To describe this as a provocative appointment is to understate the case. In view of his interview with the Conservative Eurosceptic MP Bernard Jenkin on Monday’s Today programme, when he set out his stall with a vengeance, you’d be forgiven for interpreting it as two fingers to the No campaign

Loud and clear it came over:  he would brook no criticism of the BBC’s EU coverage.

Forget any faint hope you might have nurtured that in the run up to the referendum,  the BBC might put up or shut up in their denials that they are pro EU.

There is no one more skeptical about BBC claims to impartiality than me.  But this interview at 6.41 am was quite a wake up call.  It can be heard in full here – James Naughtie telling Bernard Jenkin in no uncertain terms that he was ‘wrong’ for having the temerity to claim that the BBC was biased in its EU-related business coverage.

Everything about Naughtie’s tone was condescending and sharp. His fit of pique at Jenkin’s criticism included numerous terse interruptions, rustling papers, and at times an angry, if not a menacing, tone of voice, and an insulting declaration that Jenkin was being ‘tedious’ in wanting to raise the subject at all.

What prompted his ire was that the truly commendable Mr Jenkin did something no politician has done before.  He took the Today programme on, on air, live (and very effectively)  over their pro-EU bias.

And he caught Naughtie right off his guard.

Jenkin did not allow him to get away with the normal Today approach to Eurosceptic MPs (on the rare occasions when they are invited in at all) which is to focus on the ‘Tory Party split’ angle. This was clearly Naughtie’s main intent this time.
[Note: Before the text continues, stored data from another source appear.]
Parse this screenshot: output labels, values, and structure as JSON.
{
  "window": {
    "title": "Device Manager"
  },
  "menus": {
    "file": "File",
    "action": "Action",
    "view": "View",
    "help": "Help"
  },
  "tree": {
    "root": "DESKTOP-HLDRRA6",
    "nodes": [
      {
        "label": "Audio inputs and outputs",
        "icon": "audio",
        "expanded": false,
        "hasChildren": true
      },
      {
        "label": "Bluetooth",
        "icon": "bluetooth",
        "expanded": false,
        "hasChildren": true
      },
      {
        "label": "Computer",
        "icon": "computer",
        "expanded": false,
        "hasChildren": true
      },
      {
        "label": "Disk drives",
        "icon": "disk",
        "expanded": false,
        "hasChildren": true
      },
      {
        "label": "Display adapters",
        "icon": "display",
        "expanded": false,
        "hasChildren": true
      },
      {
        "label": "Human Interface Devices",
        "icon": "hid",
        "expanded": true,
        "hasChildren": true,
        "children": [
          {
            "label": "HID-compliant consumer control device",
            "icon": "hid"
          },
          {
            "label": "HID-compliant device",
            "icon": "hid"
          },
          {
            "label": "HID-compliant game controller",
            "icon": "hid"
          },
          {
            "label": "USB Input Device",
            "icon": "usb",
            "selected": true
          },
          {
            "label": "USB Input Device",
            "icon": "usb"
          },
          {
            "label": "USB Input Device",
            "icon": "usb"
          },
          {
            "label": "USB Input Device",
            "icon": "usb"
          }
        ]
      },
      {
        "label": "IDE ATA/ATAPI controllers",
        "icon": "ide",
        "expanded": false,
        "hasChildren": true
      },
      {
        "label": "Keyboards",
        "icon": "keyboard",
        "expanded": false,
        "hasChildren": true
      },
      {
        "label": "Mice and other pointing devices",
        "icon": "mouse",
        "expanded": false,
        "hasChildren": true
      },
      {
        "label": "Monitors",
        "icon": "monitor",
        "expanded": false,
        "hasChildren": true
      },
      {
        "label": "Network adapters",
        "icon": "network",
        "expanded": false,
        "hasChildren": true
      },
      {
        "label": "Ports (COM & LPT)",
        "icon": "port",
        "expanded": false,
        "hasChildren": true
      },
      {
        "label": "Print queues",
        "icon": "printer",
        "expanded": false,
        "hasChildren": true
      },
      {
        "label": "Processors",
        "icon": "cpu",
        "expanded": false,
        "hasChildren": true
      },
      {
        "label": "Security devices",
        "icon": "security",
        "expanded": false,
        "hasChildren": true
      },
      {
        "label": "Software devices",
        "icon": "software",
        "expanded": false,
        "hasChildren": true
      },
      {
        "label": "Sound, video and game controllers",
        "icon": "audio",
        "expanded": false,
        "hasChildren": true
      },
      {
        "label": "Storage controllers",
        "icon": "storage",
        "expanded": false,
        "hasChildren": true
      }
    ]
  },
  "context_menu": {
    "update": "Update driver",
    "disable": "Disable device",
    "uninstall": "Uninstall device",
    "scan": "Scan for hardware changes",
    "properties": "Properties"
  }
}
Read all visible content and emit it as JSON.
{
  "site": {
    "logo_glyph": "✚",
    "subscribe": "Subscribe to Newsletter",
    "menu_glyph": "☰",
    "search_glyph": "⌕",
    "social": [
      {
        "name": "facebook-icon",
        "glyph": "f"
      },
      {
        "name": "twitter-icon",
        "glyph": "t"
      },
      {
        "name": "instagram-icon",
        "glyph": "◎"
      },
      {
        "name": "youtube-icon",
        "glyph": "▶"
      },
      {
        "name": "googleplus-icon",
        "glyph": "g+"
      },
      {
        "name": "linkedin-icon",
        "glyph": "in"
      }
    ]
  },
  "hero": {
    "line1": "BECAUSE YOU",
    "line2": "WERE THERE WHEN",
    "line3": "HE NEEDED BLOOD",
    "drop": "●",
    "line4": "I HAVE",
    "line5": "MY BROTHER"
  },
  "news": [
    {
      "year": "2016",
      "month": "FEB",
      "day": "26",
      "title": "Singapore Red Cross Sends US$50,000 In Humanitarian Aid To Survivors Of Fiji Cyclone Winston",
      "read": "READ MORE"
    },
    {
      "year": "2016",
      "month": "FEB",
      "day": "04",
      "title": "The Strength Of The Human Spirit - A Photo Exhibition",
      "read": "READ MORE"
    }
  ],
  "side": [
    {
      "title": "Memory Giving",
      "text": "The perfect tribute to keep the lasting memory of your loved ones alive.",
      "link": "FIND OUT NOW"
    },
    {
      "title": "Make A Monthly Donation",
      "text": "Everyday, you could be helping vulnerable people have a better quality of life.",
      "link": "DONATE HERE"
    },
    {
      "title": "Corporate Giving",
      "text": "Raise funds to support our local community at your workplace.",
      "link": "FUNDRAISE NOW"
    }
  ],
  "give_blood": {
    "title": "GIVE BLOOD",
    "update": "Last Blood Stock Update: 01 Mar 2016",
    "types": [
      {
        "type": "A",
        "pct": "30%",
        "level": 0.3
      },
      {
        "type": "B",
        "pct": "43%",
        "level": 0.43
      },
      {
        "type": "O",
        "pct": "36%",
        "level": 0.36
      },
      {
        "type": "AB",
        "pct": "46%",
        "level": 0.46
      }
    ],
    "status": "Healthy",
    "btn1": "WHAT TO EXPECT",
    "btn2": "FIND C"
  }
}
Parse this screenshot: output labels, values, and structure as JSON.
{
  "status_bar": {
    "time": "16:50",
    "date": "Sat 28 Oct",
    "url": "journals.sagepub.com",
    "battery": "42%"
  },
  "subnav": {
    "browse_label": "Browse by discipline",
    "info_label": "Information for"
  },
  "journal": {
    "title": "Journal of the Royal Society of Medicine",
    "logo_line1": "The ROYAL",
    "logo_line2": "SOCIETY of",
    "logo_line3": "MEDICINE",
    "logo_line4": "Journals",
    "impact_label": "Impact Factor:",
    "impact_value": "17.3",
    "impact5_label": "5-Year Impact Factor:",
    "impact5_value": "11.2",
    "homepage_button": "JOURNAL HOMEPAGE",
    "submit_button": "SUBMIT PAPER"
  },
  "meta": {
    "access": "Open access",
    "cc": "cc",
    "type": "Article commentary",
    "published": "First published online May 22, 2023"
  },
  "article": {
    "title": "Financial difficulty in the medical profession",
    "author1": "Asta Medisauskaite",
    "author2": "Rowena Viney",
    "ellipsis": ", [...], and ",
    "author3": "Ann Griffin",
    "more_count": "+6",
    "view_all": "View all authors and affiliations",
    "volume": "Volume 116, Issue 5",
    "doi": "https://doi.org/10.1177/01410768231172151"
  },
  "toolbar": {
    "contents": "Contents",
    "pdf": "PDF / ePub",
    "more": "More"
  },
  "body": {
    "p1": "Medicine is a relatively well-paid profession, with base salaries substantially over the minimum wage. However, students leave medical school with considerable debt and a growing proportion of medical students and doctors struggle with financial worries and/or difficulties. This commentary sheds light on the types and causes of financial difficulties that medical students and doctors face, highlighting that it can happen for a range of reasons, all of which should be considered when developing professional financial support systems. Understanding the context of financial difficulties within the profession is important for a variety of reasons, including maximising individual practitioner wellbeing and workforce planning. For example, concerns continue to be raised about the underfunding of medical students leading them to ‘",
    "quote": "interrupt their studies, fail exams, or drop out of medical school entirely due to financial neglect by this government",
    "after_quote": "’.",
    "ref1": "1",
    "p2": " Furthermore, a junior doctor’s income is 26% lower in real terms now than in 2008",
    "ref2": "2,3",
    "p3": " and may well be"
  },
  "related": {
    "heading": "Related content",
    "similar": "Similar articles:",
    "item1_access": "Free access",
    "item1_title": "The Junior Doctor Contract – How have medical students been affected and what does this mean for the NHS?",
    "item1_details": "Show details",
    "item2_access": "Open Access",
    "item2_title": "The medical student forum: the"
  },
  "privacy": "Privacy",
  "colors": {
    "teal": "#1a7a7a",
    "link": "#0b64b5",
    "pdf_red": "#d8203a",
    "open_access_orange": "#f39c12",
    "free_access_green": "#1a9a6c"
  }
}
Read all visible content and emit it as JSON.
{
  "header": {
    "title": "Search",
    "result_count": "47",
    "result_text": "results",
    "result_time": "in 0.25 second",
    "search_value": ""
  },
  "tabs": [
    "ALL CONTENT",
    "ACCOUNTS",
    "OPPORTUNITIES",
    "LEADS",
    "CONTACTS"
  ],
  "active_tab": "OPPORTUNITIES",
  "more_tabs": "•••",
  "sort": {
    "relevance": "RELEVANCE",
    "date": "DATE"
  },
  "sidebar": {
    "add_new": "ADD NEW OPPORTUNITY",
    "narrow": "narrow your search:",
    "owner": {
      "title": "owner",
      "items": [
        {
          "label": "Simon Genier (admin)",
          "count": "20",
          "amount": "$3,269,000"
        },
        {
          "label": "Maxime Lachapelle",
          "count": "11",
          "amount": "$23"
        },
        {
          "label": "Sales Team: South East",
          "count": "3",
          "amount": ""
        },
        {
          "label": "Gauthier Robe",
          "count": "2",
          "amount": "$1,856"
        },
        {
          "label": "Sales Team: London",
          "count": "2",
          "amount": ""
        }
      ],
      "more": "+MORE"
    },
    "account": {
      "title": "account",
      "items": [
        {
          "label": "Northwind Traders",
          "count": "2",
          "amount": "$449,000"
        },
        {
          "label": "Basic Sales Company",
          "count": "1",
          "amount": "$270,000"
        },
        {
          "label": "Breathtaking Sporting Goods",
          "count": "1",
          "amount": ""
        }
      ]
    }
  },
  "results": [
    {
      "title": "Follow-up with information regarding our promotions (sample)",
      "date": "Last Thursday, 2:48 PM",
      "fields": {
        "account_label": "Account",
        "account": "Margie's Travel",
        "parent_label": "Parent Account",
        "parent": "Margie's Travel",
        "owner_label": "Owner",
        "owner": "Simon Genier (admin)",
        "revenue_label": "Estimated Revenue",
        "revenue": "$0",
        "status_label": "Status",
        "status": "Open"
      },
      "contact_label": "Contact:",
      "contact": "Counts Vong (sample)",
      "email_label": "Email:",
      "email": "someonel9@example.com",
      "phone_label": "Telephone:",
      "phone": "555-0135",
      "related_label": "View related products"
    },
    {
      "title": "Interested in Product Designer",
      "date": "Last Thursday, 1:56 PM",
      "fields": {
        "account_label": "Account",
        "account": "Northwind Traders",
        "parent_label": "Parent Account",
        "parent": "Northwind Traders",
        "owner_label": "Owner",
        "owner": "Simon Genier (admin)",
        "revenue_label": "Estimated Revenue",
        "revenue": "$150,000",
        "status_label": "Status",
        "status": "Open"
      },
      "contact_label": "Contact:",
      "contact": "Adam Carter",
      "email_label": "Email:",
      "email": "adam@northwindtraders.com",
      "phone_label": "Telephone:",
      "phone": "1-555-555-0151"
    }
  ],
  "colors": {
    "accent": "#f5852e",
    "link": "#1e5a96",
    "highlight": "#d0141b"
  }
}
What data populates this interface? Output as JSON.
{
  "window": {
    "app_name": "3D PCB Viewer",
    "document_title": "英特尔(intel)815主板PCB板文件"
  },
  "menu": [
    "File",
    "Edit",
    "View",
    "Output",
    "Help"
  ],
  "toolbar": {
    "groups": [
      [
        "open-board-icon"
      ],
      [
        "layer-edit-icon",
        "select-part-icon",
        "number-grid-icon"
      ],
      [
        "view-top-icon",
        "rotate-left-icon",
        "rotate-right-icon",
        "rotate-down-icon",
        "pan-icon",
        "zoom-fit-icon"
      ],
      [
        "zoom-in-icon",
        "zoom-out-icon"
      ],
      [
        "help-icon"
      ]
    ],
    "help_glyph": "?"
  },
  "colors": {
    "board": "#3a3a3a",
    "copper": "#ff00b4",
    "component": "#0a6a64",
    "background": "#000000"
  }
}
Our hero Jenkin, however, had different ideas. Off his own bat, he told Naughtie that it was an issue of concern across all political parties: to ensure a fair vote in the EU referendum because of the strong perception that the media – and especially the BBC – was not neutral in its reporting.

How I cheered. I have been waiting for the day. Take the bastards on, on air, live, I have always said to any MP who’d listen to me. Shame them!

Mr Jenkin did. He referred back to the findings of the critical independent Wilson report of 2005 into BBC EU bias :

 

BJ:       … And, and there’s the other problem, I mean, Jim, you know the history of the BBC’s coverage of the European Union question.  There was the . . . 

JN:      (exhales audibly)

BJ:       . . . report commissioned in 2005 . . .

JN:      Hm.

BJ:       under the chairmanship of Lord Wilson of Dinton, the former cabinet secretary, that found that, um, and I quote, ‘We have found that there is widespread perception that it is . . . that the BBC suffers from certain forms of cultural and unintentional bias . . .

JN:      (speaking over, slowly) ‘A widespread perception’

BJ:       . . . in its coverage of EU matters.’  Yes, but I mean, the BBC governors accepted that . . .

JN:      Hmm.

BJ:       . . . and um, and um, and we know that um . . . I mean, the Today programme basically got the presentation of the euro . . .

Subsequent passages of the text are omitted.